TO_DATE(SYSDATE, 'YYYY-MM-DD') works sometimes

Asked

Viewed 4,925 times

4

I have the following problem:

I use the JDBC to connect with Oracle. And I call rs.getTimestamp(index) to pick up a date field.

When I run the function TO_DATE(SYSDATE, 'YYYY-MM-DD') the getTimestamp sometimes returns a negative value, sometimes returns the correct value.

I know that the TO_DATE is not being used correctly as it should receive a string. But even so, I would like to know why the result varies.

Obs: this variation only occurs in getTimestamp java.
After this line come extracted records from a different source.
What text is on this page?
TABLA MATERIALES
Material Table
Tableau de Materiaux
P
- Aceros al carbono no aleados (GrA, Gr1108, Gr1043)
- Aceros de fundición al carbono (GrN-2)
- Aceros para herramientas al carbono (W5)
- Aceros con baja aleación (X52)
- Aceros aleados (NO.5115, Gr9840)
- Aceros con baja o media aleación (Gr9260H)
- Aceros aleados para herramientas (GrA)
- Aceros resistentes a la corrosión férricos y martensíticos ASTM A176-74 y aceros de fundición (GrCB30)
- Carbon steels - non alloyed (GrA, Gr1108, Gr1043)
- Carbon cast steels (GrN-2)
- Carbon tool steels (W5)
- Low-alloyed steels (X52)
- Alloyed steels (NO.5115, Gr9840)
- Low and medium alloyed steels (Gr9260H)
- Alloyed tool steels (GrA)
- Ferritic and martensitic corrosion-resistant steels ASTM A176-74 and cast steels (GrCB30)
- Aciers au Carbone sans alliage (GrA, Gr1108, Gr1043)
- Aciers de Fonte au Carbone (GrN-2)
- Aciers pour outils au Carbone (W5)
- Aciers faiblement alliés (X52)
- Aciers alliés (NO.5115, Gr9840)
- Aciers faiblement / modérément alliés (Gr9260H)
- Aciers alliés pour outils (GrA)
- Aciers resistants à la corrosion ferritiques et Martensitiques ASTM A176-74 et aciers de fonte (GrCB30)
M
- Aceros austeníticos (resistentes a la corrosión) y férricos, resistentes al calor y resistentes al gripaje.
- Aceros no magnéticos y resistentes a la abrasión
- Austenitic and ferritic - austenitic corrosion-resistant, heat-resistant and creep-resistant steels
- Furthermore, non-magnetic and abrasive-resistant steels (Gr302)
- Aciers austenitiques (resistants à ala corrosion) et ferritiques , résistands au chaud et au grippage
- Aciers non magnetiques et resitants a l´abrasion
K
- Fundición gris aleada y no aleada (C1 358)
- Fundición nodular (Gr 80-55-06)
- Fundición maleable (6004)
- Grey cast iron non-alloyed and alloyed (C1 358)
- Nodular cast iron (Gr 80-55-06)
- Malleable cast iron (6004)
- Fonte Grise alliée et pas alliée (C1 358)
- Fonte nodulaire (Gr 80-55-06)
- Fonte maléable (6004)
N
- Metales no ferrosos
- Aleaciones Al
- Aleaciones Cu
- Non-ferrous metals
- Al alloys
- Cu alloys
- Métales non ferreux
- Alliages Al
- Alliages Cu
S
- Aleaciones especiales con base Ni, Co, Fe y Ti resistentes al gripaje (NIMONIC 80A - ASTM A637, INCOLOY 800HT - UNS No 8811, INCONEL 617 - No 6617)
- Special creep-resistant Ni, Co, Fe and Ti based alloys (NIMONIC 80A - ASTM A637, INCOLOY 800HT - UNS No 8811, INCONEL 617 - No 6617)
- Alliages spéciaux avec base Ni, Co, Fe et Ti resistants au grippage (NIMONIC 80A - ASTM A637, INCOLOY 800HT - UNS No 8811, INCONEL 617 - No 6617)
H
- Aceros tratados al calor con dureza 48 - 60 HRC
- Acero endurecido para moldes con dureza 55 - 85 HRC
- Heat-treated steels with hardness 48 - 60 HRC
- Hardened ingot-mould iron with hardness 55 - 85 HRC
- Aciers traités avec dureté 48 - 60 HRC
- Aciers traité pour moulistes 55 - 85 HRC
If I run the TO_DATE directly in the bank, the result is always the same.

Note²: When the result is negative, the formatted date returned by the function is 0014-03-17 00:00:00.0 and when the right result comes as 2017-03-14 00:00:00.0.

  • Maybe this will help http://www.guj.com.br/t/formatar-data-no-padrao-dd-mm-yyyyyy-hh-mm-ss/42479

  • TRUNC(SYSDATE)? Thus, the time is taken.

1 answer

3

Like you said, the TO_DATE() expects a string as parameter. When you perform TO_DATE(SYSDATE, 'YYYY-MM-DD') implicitly Oracle converts its query to TO_DATE(TO_CHAR(sysdate), 'DD MONTH YYYY') and as the second parameter was not passed to the TO_CHAR(sysdate) It will take the standard mask of your NLS_SESION_PARAMETERS. This way it can happen that some dates work with the standard mask and others do not.

  • I am aware of this. But the oracle NLS conversion mask is one. I want to know why it works SOMETIMES. What is the default for this? This is a database, driver or java issue?